Lt. Commander Ramshawe headed back to his staggeringly untidy office and put in a call to the Pentagon, to Admiral Dickson, Chief of Naval Operations.
“I can’t promise absolute one hundred percent accuracy on that one, Lt. Commander,” said the CNO. “We watch that area carefully and we watch all submarines in and out of the Red Sea. We’ll have computerized records of all French SSNs and any Triomphant-Class. I’ll have SUBLANT give you a pretty good picture of French practices going into the Gulf of Aden.”
“Thank you, sir.
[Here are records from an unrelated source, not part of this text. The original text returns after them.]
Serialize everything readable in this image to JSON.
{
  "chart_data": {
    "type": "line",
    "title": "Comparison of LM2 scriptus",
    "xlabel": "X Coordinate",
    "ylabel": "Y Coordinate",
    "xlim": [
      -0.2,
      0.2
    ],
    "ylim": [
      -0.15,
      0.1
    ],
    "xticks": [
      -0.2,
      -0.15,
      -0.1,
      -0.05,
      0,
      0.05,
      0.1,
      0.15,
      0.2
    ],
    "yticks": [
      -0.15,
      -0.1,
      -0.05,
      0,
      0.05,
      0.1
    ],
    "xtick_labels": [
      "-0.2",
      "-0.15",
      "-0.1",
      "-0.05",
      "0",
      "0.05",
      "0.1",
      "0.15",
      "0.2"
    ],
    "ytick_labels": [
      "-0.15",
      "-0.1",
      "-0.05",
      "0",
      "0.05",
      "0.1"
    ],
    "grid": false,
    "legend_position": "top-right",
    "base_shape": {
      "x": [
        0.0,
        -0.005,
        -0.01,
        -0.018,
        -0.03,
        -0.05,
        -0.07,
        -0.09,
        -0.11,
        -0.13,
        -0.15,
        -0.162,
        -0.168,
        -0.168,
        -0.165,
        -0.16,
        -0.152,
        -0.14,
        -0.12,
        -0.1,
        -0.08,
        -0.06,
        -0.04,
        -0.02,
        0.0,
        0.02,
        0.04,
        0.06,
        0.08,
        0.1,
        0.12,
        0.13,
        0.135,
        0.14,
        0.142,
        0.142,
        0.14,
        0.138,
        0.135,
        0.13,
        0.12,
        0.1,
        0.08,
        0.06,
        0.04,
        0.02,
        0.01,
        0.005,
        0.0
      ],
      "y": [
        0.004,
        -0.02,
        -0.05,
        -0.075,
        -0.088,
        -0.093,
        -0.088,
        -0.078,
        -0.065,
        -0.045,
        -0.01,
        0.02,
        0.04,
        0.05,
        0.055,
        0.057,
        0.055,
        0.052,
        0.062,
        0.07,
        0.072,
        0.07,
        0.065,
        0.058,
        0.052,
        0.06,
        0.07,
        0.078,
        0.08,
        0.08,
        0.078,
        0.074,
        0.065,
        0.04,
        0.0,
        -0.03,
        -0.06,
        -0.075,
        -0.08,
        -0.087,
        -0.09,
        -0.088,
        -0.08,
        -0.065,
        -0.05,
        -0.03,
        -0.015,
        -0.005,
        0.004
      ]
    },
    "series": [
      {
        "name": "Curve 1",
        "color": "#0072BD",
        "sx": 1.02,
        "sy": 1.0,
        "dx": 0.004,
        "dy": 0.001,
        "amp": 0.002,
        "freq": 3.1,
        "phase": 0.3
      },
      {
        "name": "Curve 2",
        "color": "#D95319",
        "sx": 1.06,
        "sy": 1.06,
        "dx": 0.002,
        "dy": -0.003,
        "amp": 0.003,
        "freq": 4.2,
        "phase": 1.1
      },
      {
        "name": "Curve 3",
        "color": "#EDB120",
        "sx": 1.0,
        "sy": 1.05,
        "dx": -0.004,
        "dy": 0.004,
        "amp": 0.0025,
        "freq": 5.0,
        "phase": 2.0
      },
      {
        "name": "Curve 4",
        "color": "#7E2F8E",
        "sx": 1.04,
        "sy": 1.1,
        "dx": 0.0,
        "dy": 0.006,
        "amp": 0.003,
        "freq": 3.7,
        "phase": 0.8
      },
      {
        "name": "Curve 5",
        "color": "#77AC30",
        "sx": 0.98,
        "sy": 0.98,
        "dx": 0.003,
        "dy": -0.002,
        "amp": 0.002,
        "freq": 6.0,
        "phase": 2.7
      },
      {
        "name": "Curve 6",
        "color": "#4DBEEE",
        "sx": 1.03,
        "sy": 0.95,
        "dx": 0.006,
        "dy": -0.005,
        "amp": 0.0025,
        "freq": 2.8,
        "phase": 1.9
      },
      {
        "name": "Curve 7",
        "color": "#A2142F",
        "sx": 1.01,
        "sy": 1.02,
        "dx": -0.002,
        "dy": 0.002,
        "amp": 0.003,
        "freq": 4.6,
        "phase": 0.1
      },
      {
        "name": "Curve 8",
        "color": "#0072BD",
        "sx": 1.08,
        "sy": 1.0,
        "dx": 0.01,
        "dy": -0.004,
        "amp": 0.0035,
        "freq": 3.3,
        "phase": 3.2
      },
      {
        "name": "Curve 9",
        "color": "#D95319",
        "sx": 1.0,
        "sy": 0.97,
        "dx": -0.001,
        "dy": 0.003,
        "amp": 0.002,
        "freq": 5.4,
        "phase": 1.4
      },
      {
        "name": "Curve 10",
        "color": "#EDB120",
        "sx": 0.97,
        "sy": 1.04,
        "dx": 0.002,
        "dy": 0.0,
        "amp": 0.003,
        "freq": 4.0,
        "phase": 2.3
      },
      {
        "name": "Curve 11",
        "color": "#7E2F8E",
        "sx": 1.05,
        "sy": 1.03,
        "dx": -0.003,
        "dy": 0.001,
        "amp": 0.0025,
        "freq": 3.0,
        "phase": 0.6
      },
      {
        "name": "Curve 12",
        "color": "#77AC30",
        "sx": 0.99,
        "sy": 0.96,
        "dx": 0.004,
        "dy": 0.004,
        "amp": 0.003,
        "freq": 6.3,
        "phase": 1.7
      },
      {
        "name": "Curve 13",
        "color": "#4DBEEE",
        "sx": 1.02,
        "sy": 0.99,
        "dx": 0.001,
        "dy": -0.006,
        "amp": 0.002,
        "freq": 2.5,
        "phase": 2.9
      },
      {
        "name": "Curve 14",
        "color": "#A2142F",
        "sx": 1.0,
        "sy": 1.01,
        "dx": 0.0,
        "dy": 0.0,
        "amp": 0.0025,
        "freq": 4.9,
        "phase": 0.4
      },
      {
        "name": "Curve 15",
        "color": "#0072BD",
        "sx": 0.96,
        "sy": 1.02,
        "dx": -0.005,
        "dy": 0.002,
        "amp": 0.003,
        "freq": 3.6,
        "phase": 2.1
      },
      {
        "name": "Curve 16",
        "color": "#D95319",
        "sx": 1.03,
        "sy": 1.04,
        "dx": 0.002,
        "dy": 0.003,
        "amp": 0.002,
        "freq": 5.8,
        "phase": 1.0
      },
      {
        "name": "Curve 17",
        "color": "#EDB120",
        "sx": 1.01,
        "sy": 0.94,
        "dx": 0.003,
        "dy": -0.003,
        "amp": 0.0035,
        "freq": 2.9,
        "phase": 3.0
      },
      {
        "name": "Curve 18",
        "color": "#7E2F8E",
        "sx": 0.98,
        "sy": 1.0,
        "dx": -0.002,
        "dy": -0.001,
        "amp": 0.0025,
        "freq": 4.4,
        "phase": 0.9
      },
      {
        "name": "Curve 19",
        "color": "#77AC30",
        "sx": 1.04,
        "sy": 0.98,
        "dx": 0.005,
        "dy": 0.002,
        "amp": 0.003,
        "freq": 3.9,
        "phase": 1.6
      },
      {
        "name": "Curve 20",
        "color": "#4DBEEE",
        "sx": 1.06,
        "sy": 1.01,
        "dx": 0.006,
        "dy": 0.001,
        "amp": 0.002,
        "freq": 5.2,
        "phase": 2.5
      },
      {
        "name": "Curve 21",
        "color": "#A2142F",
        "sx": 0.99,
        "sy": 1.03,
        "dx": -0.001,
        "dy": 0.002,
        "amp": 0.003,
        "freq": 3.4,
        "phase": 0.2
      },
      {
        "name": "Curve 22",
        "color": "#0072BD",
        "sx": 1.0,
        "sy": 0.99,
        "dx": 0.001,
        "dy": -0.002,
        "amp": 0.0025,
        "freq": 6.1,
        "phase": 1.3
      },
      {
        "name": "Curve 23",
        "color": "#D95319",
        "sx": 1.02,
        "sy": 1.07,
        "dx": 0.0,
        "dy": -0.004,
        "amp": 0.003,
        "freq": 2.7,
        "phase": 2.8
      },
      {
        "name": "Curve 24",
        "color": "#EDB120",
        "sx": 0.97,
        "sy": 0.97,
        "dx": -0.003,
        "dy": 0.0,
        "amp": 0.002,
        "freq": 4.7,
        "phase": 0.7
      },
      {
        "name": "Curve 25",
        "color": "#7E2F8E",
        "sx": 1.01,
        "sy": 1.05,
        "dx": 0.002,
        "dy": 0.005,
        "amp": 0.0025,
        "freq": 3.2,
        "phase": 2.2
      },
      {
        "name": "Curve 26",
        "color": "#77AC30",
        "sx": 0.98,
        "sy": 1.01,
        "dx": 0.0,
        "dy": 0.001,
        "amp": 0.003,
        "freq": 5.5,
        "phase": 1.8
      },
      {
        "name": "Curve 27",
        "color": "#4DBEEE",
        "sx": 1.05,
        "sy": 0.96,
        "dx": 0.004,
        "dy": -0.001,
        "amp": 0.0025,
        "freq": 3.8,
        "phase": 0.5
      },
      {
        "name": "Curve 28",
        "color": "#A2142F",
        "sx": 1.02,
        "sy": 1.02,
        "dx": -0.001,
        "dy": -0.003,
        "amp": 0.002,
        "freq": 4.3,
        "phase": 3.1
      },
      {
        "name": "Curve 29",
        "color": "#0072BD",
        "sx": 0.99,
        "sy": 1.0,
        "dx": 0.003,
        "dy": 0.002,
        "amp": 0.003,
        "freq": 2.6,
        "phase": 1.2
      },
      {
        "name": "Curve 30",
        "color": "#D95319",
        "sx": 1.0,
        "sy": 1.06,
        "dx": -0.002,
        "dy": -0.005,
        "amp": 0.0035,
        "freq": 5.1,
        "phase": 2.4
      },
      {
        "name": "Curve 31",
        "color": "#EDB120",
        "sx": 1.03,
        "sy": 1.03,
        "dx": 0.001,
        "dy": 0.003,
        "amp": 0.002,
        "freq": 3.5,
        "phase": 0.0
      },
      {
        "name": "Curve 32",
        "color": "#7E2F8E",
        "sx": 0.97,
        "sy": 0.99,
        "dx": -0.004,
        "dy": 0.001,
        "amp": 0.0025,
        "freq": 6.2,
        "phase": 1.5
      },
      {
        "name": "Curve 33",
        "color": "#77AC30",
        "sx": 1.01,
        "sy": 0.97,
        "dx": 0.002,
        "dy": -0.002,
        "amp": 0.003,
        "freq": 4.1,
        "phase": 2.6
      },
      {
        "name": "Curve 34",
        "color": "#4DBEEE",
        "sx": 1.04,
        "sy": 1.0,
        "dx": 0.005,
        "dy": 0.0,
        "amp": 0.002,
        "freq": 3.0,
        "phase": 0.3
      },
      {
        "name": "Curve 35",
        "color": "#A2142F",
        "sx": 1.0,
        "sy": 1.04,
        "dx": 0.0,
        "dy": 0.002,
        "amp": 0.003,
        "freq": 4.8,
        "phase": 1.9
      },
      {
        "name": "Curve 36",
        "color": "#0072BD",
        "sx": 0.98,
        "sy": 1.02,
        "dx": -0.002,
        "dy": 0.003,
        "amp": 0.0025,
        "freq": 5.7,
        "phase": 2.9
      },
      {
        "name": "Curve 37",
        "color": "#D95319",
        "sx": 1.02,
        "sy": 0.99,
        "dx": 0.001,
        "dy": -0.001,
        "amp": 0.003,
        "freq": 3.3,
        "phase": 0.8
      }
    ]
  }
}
I’ll wait to hear from you.”
“’Bout an hour,” said the CNO. “By the way, is this for the Big Man?”
“No, sir. It’s for Admiral Morris.”
“Same thing,” said Alan Dickson. “Give him my best.”
The giant shadow of Arnold Morgan, which had hung over the United States Defense Department for so many years, had not receded. And every senior naval officer in the country knew of Morgan’s continued obsession with submarines and their activities.
The smallest inquiry from the National Security Agency involving submarines — anyone’s submarines — usually prompted the question “This for the Big Man?” even though Arnold had been retired for several months. Even though he had not sat in the big chair at Fort Meade for several years. He had never quite left. And a lot of very senior people, including the President, wished to hell he’d come back.
One hour later, SUBLANT put Jimmy Ramshawe’s information on the Net to Fort Meade. The French sent submarines through Suez and into the Red Sea about four times every six months. Four in ten returned the way they had arrived, back through the canal and on to either the Toulouse Navy yards, in the Mediterranean, or Submarine Fleet Headquarters, in Brest.
The other six always headed out into the Gulf of Aden and usually went south, to the French base at La Reunion. Occasionally a French underwater ship headed up into the Gulf of Iran, but not often.
The United States Navy had no record of any French submarine exiting Bab el Mandeb sub-surface. According to the analysts at SUBLANT, no one particularly liked making that voyage below the surface. And in five years, U.S.